Quentin Tarantino ha scritto un articolo per il New York Times chiarendo le influenze del cinema di Sergio Corbucci sul suo Django Unchained.
Any of the Western directors who had something to say created their own version of the West: Anthony Mann created a West that had room for the characters played by Jimmy Stewart and Gary Cooper; Sam Peckinpah had his own West; so did Sergio Leone. Sergio Corbucci did, too — but his West was the most violent, surreal and pitiless landscape of any director in the history of the genre. His characters roam a brutal, sadistic West.
[…] In “Il Grande Silenzio,” he has Klaus Kinski playing a villainous bounty hunter. I’m not a big fan of Kinski, but he’s amazing in this movie — it’s definitely his best performance in a genre movie. The hero of “Il Grande Silenzio” is Jean-Louis Trintignant, playing a mute. By taking his hero’s voice away, Corbucci reduces him to nothing.
And “Il Grande Silenzio” has one of the most nihilistic endings of any western.

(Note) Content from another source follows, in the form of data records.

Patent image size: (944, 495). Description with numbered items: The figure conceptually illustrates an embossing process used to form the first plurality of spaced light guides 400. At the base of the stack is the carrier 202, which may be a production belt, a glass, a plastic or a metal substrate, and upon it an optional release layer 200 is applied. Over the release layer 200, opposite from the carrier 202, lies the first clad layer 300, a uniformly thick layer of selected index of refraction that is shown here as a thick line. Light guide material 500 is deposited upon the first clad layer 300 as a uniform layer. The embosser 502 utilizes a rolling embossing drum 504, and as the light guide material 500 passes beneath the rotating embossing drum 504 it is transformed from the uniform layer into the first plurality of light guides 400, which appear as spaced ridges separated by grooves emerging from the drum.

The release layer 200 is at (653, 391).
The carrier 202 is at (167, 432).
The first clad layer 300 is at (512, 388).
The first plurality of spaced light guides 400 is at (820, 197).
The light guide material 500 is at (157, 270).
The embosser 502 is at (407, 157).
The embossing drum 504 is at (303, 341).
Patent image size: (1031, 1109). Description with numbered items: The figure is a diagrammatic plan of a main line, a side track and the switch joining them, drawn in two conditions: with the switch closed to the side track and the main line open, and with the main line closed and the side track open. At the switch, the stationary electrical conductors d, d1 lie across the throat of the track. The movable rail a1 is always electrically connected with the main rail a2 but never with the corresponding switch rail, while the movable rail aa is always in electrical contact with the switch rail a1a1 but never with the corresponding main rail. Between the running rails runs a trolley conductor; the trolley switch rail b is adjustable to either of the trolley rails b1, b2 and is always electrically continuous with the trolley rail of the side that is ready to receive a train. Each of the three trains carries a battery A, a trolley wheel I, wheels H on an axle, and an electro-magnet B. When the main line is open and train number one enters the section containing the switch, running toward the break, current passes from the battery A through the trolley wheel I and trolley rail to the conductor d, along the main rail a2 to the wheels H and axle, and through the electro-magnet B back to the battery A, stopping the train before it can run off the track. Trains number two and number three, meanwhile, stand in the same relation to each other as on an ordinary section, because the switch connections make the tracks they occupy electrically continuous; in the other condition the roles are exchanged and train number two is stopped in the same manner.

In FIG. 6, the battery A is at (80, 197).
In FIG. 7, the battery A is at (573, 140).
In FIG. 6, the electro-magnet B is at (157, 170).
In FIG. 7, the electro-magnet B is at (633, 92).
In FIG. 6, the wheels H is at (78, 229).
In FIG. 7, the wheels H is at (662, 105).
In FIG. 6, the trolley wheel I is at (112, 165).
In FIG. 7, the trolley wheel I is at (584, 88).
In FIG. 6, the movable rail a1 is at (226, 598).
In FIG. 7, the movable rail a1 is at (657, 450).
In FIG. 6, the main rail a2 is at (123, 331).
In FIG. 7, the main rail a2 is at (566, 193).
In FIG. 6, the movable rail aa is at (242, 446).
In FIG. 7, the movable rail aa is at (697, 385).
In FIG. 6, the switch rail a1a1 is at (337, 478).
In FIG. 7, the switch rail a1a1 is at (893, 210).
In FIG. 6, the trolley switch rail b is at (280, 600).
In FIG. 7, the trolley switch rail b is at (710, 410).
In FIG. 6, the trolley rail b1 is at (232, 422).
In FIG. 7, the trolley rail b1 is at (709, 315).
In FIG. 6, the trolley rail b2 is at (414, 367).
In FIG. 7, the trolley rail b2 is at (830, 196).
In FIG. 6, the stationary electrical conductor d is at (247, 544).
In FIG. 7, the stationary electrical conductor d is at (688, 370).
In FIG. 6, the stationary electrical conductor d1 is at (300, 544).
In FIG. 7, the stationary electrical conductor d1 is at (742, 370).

[…] Corbucci dealt with racism all the time; in his “Django,” the bad guys aren’t the Ku Klux Klan, but a surreal stand-in for them. They’re killing Mexicans, but it’s a secret organization where they wear red hoods — it’s all about their racism toward the Mexican people in this town. In “Navajo Joe,” the scalp hunters who are killing the Indians for their scalps are as savage as the Manson Family. It’s one of the great revenge movies of all time: Burt Reynolds as the Navajo Joe character is a one-man-tornado onslaught.